Unnatural discourse. ‘Race’ and gender in geography

Abstract
Geographers’ long‐term involvement in the construction ‘race’ and gender has occurred through literally and metaphorically mapping out the world in ways that highlight, perpetuate and naturalize difference. This paper provides a critical analysis of the naturalization of these categories by revealing parallels in their social construction and in the ways in which they have been independently conceptualized. The focus is on the extent to which ‘race’ and gender as social constructs have been, and are, predicated upon biological categories. We argue for a conceptualization which, while eschewing notions of essentialism and determinism, integrates the biological and social, recognizing that distinctions between the biological and cultural are invariably socially constructed.

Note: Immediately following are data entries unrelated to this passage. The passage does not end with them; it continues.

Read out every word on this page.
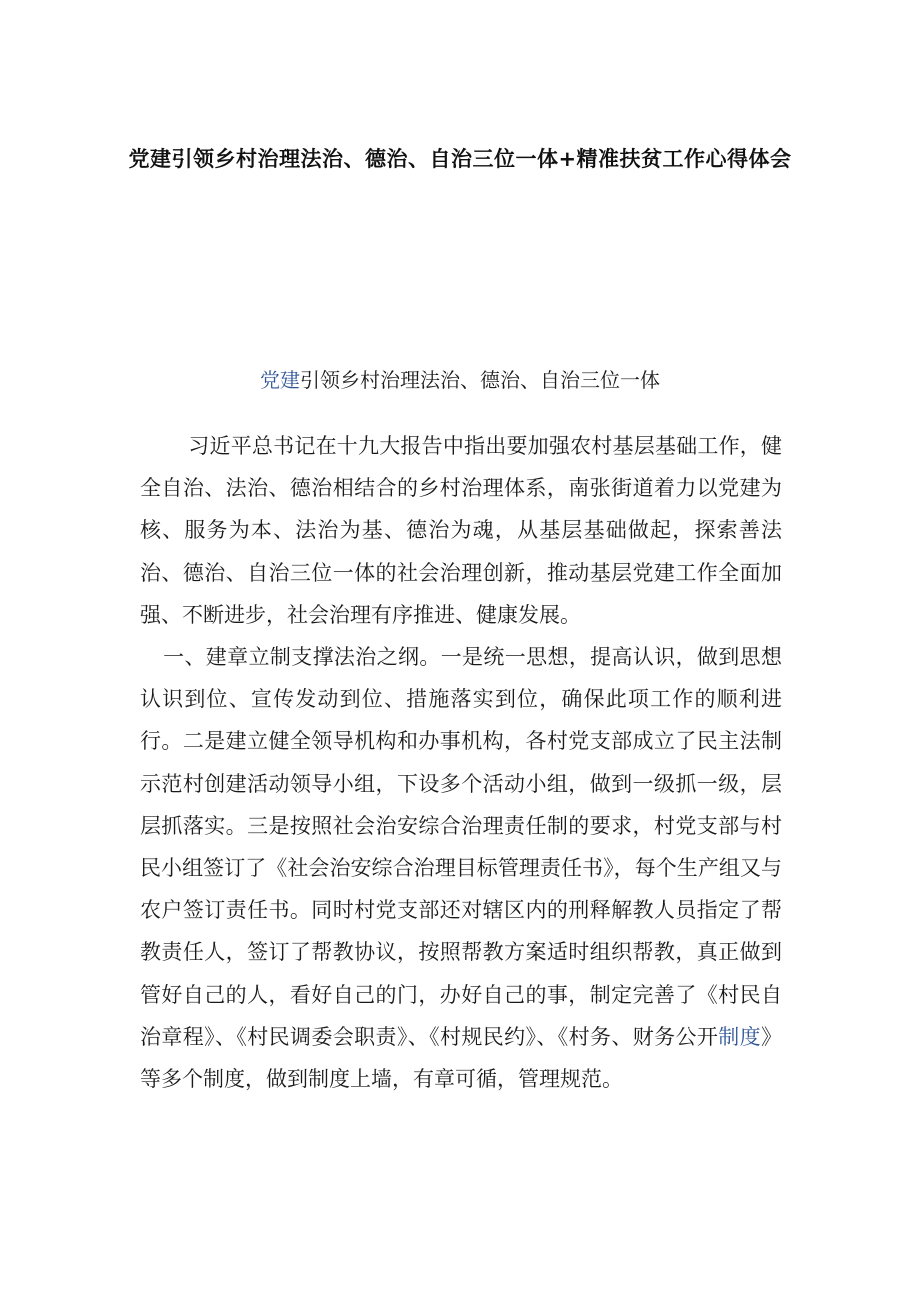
党建引领乡村治理法治、德治、自治三位一体+精准扶贫工作心得体会
党建引领乡村治理法治、德治、自治三位一体

习近平总书记在十九大报告中指出要加强农村基层基础工作，健全自治、法治、德治相结合的乡村治理体系，南张街道着力以党建为核、服务为本、法治为基、德治为魂，从基层基础做起，探索善法治、德治、自治三位一体的社会治理创新，推动基层党建工作全面加强、不断进步，社会治理有序推进、健康发展。

一、建章立制支撑法治之纲。一是统一思想，提高认识，做到思想认识到位、宣传发动到位、措施落实到位，确保此项工作的顺利进行。二是建立健全领导机构和办事机构，各村党支部成立了民主法制示范村创建活动领导小组，下设多个活动小组，做到一级抓一级，层层抓落实。三是按照社会治安综合治理责任制的要求，村党支部与村民小组签订了《社会治安综合治理目标管理责任书》，每个生产组又与农户签订责任书。同时村党支部还对辖区内的刑释解教人员指定了帮教责任人，签订了帮教协议，按照帮教方案适时组织帮教，真正做到管好自己的人，看好自己的门，办好自己的事，制定完善了《村民自治章程》、《村民调委会职责》、《村规民约》、《村务、财务公开制度》等多个制度，做到制度上墙，有章可循，管理规范。
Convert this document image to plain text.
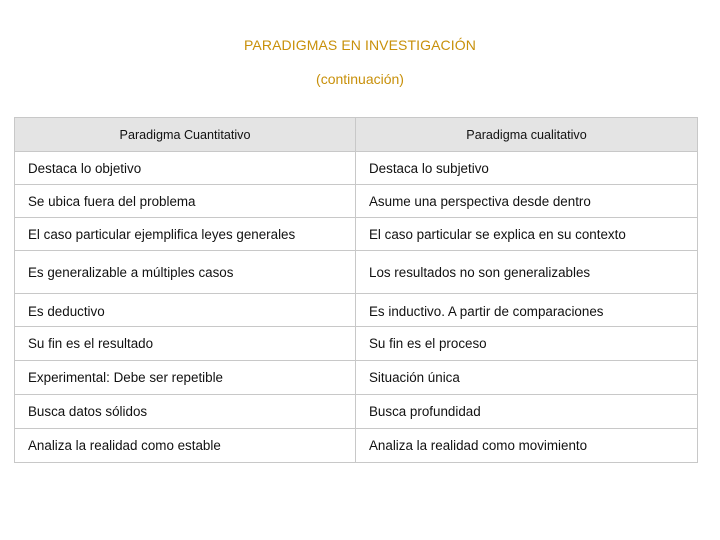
PARADIGMAS EN INVESTIGACIÓN
(continuación)
Paradigma Cuantitativo	Paradigma cualitativo
Destaca lo objetivo	Destaca lo subjetivo
Se ubica fuera del problema	Asume una perspectiva desde dentro
El caso particular ejemplifica leyes generales	El caso particular se explica en su contexto
Es generalizable a múltiples casos	Los resultados no son generalizables
Es deductivo	Es inductivo. A partir de comparaciones
Su fin es el resultado	Su fin es el proceso
Experimental: Debe ser repetible	Situación única
Busca datos sólidos	Busca profundidad
Analiza la realidad como estable	Analiza la realidad como movimiento
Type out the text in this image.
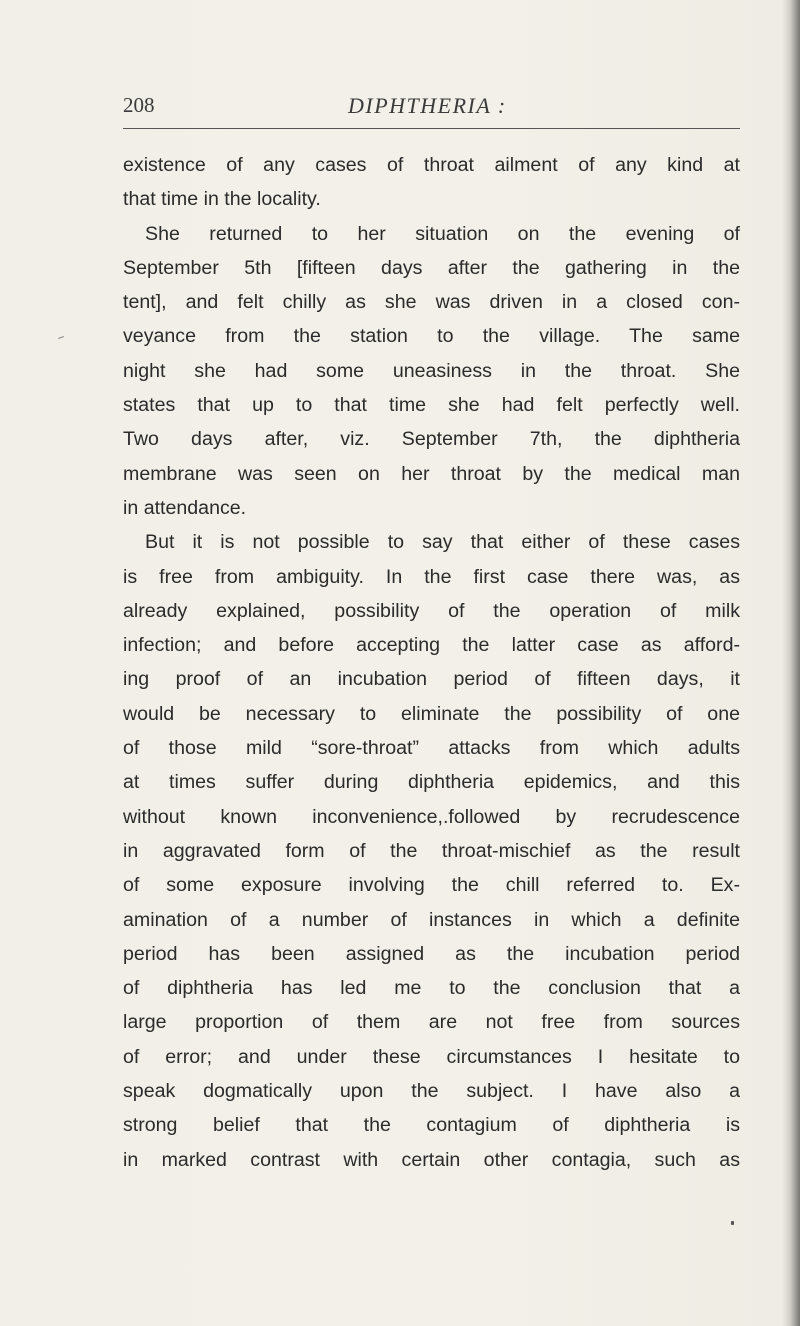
208	DIPHTHERIA :
existence of any cases of throat ailment of any kind at
that time in the locality.
She returned to her situation on the evening of
September 5th [fifteen days after the gathering in the
tent], and felt chilly as she was driven in a closed con-
veyance from the station to the village. The same
night she had some uneasiness in the throat. She
states that up to that time she had felt perfectly well.
Two days after, viz. September 7th, the diphtheria
membrane was seen on her throat by the medical man
in attendance.
But it is not possible to say that either of these cases
is free from ambiguity. In the first case there was, as
already explained, possibility of the operation of milk
infection; and before accepting the latter case as afford-
ing proof of an incubation period of fifteen days, it
would be necessary to eliminate the possibility of one
of those mild “sore-throat” attacks from which adults
at times suffer during diphtheria epidemics, and this
without known inconvenience,.followed by recrudescence
in aggravated form of the throat-mischief as the result
of some exposure involving the chill referred to. Ex-
amination of a number of instances in which a definite
period has been assigned as the incubation period
of diphtheria has led me to the conclusion that a
large proportion of them are not free from sources
of error; and under these circumstances I hesitate to
speak dogmatically upon the subject. I have also a
strong belief that the contagium of diphtheria is
in marked contrast with certain other contagia, such as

We also highlight the extent to which social constructions are political constructions, sexism and racism being modes of thought which construct the body for ideological ends. We begin to chart the political strategies whereby dominant notions of the biological and cultural can be unnaturalized, thus challenging the ways in which ‘race’ and gender are used to create social identities and to maintain relations of domination. In an attempt to develop an alternative to strategic essentialism, we focus on the practice of unnatural discourse, of imposing disorder on dominant discourses through, for example, practices associated with the unnatural, the unnaturalization of everyday language, the unnaturalization of landscapes upon which gendered and racialized relations are played out, the questioning of our disciplinary codes and the unnaturalization of vision by developing new ways of seeing the racialized and gendered embodiment of subjects.